A Strollers Theatre production of Dr. Jekyll and Mr. Hyde, at the Bartell Theatre through Nov. 20, features four actors in the role of the brutish and id-driven Mr. Hyde. This departure by writer Jeffrey Hatcher allows us to see more dimensions of Hyde, but it is sometimes tricky to sort out. It makes for an interesting play, but a sometimes confounding one, especially when the four are playing other roles in the production.

Robert Louis Stevenson's novella Strange Case of Dr. Jekyll and Mr. Hyde has thoroughly permeated our consciousness, inspiring movies, plays, a musical and even a theme restaurant. The expression Jekyll and Hyde is shorthand for unpredictable mood swings, or for the inner tension between good and evil.

Stevenson's work has even gotten the Looney Tunes treatment, so I probably don't have to spend much time unspooling the plot, but here are the CliffsNotes: In Victorian England a well-respected doctor, fascinated by the duality of human nature, experiments on himself in his laboratory, drinking a potion that turns him into the cruel and barbaric Mr. Hyde. Brutality and violence ensue.

Joshua Paffel, who plays Dr. Henry Jekyll in Strollers' production, doesn't get his big transformation scene until the end. That means he is able to focus entirely on Jekyll's personality. Even so, hints of Hyde-like behavior emerge, including fits of professional jealousy and false bravado. He accompanies these with a small tilt of the head or an awkward hand gesture. We see Jekyll's conflict with his dark side -- the fascination, then repulsion. Paffel is able to conjure some sympathy, particularly when he mistakenly believes he has Hyde under control and is calling the shots.
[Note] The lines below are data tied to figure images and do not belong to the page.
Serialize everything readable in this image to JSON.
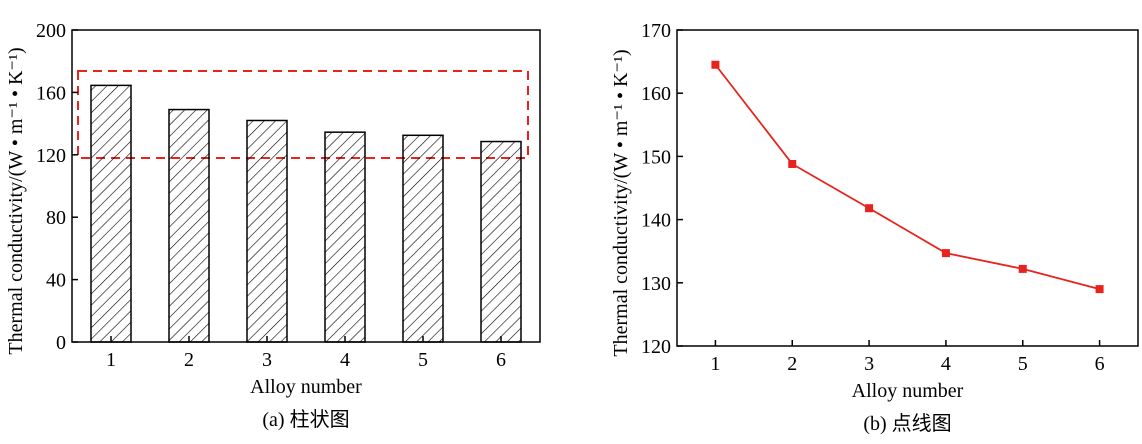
{
  "chart_data": [
    {
      "type": "bar",
      "caption": "(a) 柱状图",
      "xlabel": "Alloy number",
      "ylabel": "Thermal conductivity/(W • m⁻¹ • K⁻¹)",
      "categories": [
        "1",
        "2",
        "3",
        "4",
        "5",
        "6"
      ],
      "values": [
        164.5,
        149,
        142,
        134.5,
        132.5,
        128.5
      ],
      "color": "#000000",
      "ylim": [
        0,
        200
      ],
      "yticks": [
        0,
        40,
        80,
        120,
        160,
        200
      ]
    },
    {
      "type": "line",
      "caption": "(b) 点线图",
      "xlabel": "Alloy number",
      "ylabel": "Thermal conductivity/(W • m⁻¹ • K⁻¹)",
      "x": [
        1,
        2,
        3,
        4,
        5,
        6
      ],
      "values": [
        164.5,
        148.8,
        141.8,
        134.7,
        132.2,
        129
      ],
      "color": "#e8231d",
      "xlim": [
        0.5,
        6.5
      ],
      "xticks": [
        1,
        2,
        3,
        4,
        5,
        6
      ],
      "ylim": [
        120,
        170
      ],
      "yticks": [
        120,
        130,
        140,
        150,
        160,
        170
      ]
    }
  ]
}
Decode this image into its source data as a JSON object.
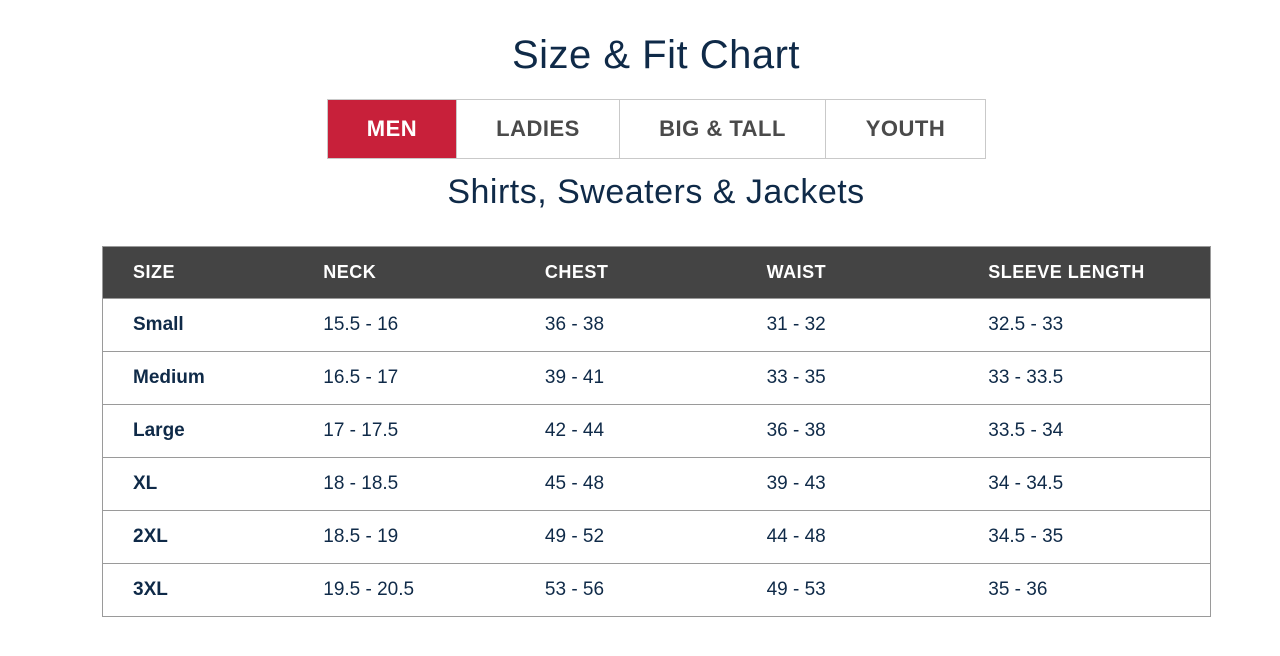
{
  "header": {
    "title": "Size & Fit Chart"
  },
  "tabs": [
    {
      "label": "MEN",
      "active": true
    },
    {
      "label": "LADIES",
      "active": false
    },
    {
      "label": "BIG & TALL",
      "active": false
    },
    {
      "label": "YOUTH",
      "active": false
    }
  ],
  "section": {
    "title": "Shirts, Sweaters & Jackets"
  },
  "table": {
    "columns": [
      "SIZE",
      "NECK",
      "CHEST",
      "WAIST",
      "SLEEVE LENGTH"
    ],
    "rows": [
      [
        "Small",
        "15.5 - 16",
        "36 - 38",
        "31 - 32",
        "32.5 - 33"
      ],
      [
        "Medium",
        "16.5 - 17",
        "39 - 41",
        "33 - 35",
        "33 - 33.5"
      ],
      [
        "Large",
        "17 - 17.5",
        "42 - 44",
        "36 - 38",
        "33.5 - 34"
      ],
      [
        "XL",
        "18 - 18.5",
        "45 - 48",
        "39 - 43",
        "34 - 34.5"
      ],
      [
        "2XL",
        "18.5 - 19",
        "49 - 52",
        "44 - 48",
        "34.5 - 35"
      ],
      [
        "3XL",
        "19.5 - 20.5",
        "53 - 56",
        "49 - 53",
        "35 - 36"
      ]
    ]
  },
  "colors": {
    "accent": "#c8203a",
    "header_bg": "#444444",
    "text": "#0f2a48"
  }
}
As the first Hyde we see, Al Hart relishes in injuring a young child on the street. Later, Matthew Korda takes the helm. While a fine Hyde, Korda is better in a series of other small roles, especially as Sir Danvers Carew (Jekyll's workplace nemesis) and an amusing police inspector.

Tim Irvin plays Hyde as a sexy beast and is perhaps the most volatile of the quartet. I was a little distracted by his makeup, which seemed a few shades too light, giving him a ghoulish visage that may or may not have been intentional.

Irvin's Hyde, though unpredictable and brash, attracts the affections of the lovely Elizabeth, sister of the child the first Hyde attacked. Molly Shulman as Elizabeth has the expressive, saucer eyes of a young Helena Bonham Carter, and brings an appealing quality to a role that could easily slip into trite territory. Sarah Luedtke is the fourth Hyde, and she is quick with a leering, salacious grin.

At times I struggled to sort out who was who. There is understandably a lot of business with thresholds and transformations, but the constant moving around and the spinning of a large door become tedious. Director Tony Trout uses the multiple Hydes best when an evening of Hyde's debauchery and violence is recounted, after Jekyll has placed a private detective on Hyde's tail. The Hydes and extras smoothly perform what is essentially a well-choreographed dance. It is mesmerizing and too brief.

Thanks to set designer Erin S. Baal's handsome work and Karen Tusack's nicely crafted costumes, the production values seem richer than at some Bartell shows.

Trout has shaped a work that is indeed creepy and particularly fun for Halloween weekend. The creepy vibe continues through the suitably morbid and morose curtain call.